Abnormal function and glucose metabolism in the type-2 diabetic db/db mouse heart.

Can J Physiol Pharmacol 2007 Mar-Apr;85(3-4):289-94

University Laboratory of Physiology, Department of Physiology, Anatomy and Genetics, University of Oxford, Parks Rd, OX1 3PT, Oxford, England.

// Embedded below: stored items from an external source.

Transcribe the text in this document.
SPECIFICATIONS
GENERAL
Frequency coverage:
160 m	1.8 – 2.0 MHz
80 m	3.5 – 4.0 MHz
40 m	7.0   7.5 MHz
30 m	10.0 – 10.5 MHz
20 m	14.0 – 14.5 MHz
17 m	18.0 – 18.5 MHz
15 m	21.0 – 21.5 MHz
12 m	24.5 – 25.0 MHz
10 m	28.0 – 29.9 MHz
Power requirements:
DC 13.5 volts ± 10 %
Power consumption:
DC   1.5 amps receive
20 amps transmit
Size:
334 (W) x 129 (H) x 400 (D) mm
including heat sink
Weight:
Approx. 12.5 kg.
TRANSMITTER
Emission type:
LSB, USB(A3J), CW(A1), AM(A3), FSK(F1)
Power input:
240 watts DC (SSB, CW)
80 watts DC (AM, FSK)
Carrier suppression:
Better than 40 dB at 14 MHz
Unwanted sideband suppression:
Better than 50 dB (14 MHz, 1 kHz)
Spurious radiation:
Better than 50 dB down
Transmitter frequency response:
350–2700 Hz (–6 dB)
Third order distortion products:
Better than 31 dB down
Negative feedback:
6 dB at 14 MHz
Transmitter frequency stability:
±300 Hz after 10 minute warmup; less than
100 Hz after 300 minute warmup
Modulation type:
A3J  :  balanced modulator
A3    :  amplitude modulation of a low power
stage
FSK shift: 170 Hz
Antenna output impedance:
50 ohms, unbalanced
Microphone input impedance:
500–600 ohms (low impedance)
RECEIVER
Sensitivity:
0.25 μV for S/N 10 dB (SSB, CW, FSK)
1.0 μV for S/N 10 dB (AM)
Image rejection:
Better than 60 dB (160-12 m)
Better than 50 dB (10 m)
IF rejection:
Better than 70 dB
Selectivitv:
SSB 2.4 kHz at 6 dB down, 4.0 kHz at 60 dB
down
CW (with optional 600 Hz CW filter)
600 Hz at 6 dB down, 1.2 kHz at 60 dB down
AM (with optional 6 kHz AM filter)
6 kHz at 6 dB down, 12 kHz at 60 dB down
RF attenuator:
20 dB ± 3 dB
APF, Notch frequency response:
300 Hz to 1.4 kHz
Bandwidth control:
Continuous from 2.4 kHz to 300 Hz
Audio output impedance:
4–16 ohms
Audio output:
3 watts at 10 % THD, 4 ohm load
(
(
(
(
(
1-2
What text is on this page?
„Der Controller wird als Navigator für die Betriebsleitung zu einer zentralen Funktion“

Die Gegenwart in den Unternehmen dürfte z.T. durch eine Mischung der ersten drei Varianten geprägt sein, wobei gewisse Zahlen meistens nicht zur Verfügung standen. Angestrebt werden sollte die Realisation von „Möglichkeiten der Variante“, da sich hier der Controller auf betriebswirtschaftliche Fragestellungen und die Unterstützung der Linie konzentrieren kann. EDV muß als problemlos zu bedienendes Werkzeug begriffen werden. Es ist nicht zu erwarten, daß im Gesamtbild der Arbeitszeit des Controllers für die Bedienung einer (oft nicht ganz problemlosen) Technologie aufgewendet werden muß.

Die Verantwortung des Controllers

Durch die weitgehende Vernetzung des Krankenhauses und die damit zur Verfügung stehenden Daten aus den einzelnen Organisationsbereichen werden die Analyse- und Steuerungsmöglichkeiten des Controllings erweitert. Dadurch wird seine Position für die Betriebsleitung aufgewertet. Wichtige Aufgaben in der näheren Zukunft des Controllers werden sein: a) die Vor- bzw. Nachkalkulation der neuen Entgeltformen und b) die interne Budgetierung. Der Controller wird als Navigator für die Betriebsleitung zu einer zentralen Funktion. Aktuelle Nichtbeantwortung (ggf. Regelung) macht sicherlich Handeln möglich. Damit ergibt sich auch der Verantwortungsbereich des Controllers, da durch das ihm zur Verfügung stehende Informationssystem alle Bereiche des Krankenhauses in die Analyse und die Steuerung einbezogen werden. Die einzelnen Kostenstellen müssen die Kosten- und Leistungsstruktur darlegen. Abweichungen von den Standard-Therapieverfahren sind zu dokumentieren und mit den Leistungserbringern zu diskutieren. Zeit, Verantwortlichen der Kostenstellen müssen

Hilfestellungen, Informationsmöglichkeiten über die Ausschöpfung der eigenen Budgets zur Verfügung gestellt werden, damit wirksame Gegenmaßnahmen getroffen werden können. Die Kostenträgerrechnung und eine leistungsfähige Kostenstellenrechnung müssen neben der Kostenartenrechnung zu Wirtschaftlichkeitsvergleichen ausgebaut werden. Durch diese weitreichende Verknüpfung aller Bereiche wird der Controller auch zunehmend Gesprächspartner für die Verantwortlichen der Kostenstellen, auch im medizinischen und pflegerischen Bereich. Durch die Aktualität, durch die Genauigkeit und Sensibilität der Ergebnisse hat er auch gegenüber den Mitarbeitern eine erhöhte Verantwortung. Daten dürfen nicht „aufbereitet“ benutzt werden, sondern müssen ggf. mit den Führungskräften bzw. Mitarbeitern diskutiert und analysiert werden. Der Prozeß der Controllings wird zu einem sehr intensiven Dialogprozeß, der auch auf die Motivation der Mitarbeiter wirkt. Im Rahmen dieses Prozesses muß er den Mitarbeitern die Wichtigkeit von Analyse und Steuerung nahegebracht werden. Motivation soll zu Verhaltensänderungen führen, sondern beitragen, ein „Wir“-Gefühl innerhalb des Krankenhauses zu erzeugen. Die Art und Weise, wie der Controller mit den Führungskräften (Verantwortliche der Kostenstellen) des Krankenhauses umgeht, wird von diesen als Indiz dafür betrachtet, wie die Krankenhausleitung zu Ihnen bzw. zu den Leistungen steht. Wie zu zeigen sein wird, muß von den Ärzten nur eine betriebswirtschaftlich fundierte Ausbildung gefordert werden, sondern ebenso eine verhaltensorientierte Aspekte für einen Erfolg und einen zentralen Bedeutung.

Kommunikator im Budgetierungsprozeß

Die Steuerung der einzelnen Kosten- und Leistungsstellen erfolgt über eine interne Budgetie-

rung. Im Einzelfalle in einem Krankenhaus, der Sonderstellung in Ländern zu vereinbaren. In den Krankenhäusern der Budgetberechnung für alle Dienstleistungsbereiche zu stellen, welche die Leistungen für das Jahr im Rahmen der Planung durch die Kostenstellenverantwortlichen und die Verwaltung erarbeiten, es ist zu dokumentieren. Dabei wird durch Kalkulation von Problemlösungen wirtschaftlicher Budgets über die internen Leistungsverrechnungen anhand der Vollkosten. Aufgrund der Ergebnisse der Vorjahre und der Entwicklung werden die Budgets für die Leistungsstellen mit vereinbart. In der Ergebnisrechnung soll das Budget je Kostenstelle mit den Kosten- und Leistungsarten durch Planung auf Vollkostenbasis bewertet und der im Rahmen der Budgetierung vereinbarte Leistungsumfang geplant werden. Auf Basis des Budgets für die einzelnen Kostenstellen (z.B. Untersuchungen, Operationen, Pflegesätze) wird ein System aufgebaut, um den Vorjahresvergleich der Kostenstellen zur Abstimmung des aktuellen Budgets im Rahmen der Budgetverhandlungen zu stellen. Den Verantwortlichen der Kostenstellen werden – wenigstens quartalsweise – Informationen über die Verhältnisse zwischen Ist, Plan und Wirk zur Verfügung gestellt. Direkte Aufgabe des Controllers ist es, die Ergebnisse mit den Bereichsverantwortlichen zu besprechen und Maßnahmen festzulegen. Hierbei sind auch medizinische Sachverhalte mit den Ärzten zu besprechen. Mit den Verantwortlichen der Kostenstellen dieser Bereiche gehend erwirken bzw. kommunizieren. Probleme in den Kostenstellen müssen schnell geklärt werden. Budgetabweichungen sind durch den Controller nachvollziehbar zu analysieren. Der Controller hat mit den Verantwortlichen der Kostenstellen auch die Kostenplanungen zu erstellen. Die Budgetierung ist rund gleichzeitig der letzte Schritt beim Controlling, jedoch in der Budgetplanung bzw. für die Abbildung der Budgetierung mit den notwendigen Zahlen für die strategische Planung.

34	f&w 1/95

This study examined cardiac function and glucose metabolism in the 6-month-old db/db mouse, a model of type-2 diabetes. Cine magnetic resonance spectroscopy (MRI) was used to measure cardiac function in vivo. The db/db mice had decreased heart rates (17%, p<0.01) and stroke volumes (21%, p<0.05) that resulted in lower cardiac output (35%, p<0.01) than controls. Although there was no difference in ejection fraction between the 2 groups, db/db mouse hearts had a 35% lower maximum rate of ejection (p<0.01) than controls. In a protocol designed to assess maximal insulin-independent glucose uptake, hearts were isolated and perfused in Langendorff mode and subjected to 0.75 mL.min(-1).(g wet mass)(-1) low flow ischemia for 32 min. Glucose uptake during ischemia was 21% lower than in controls, and post-ischemic recovery of cardiac function was decreased by 30% in db/db mouse hearts (p<0.05). Total cardiac GLUT 4 protein was 56% lower (p<0.01) in db/db mice than in controls. In summary, the db/db mouse has abnormal left ventricular function in vivo, with impaired glucose uptake during ischemia, leading to increased myocardial damage.